Çünkü azınlıklar Lozan Antlaşmasında açıkça gösterilmişlerdir: Rumlar ve Ermeniler. Bu iki toplum dışında bir azınlık Türkiye’nin üniter yapısı içinde düşünülemez. Bugün Kürtçe televizyon önerenler yarın hiç şüphe etmemelidir ki federe sözcüğünü söyler hâle gelebilirler.
Üniter yapıya ters düşen her şartın çelişki getirmekte gecikmeyeceği akıldan çıkarılmamalıdır. Devlet yapımız bir varsayımla hiçbir zaman bölünme noktasına sokulamaz. Zira Büyük Atatürk’ün çizgisindeki ilke ve inkılâplar devletimizin sürekliliğini anlatmaktadır.
Türkiye Cumhuriyeti devleti tavizler verilerek kurulmamıştır. “Büyük Atatürk, önce vatan topraklarının nasıl korunacağını Çanakkale Meydan Savaşı’nda sonra da bir vatan toprağı nasıl düşmandan kurtarılır konusunu İstiklâl Savaşı ile göstermiş, daha sonra da bir Türk devletinin nasıl kurulacağını geliştirdiği ilke ve inkılâplar çerçevesinde cihana öğretmiştir.” Vatanımız topraklarının her parçasında şehit ve gazilerimizin kanı vardır. Son yıllarda devletimizin vatan hainlerinden korunmasında da gene şehitlerimizin ve gazilerimizin kanı olması bunun özel bir göstergesidir.
Çünkü Anadolu ve Trakya Türkün kanıyla sulanmış ve sonra Türkiye Cumhuriyeti Devleti kurulmuştur.
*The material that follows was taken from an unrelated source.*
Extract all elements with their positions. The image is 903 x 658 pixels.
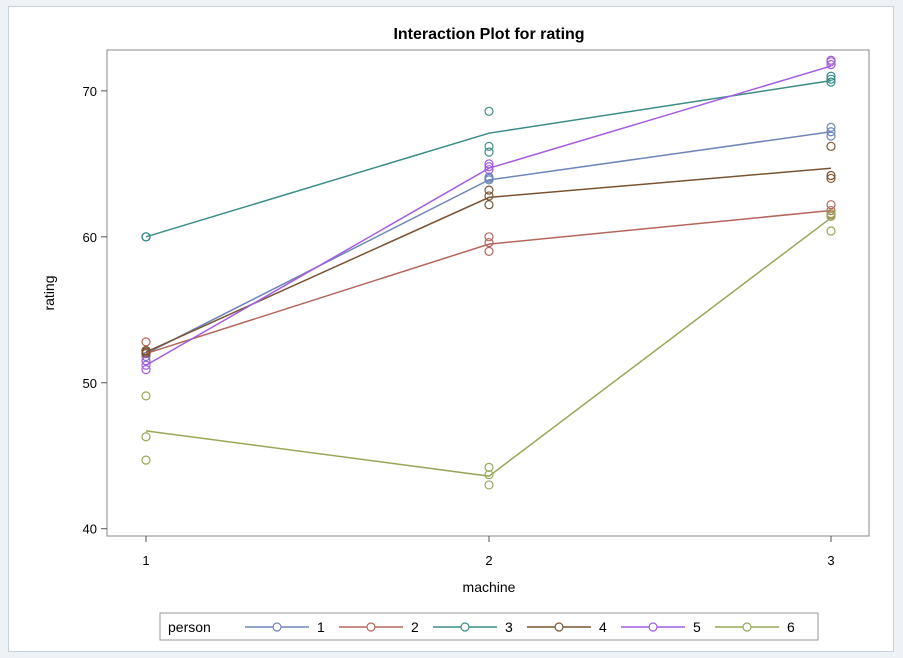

Türk’ün devleti ve milleti için ne tavizi ne de bölünmesi yolunda bir yanlış hareketi olmayacağı bilinmelidir. Demeçlerdeki düşünceler çelişkilerden arındırılarak. Ondan sonra da Avrupa topluluğuna girme ve de aday olma çizgisini çizmeliyiz. Devlet yönetimini üstlenen politikacılar devleti korumada acze düşmemelidir.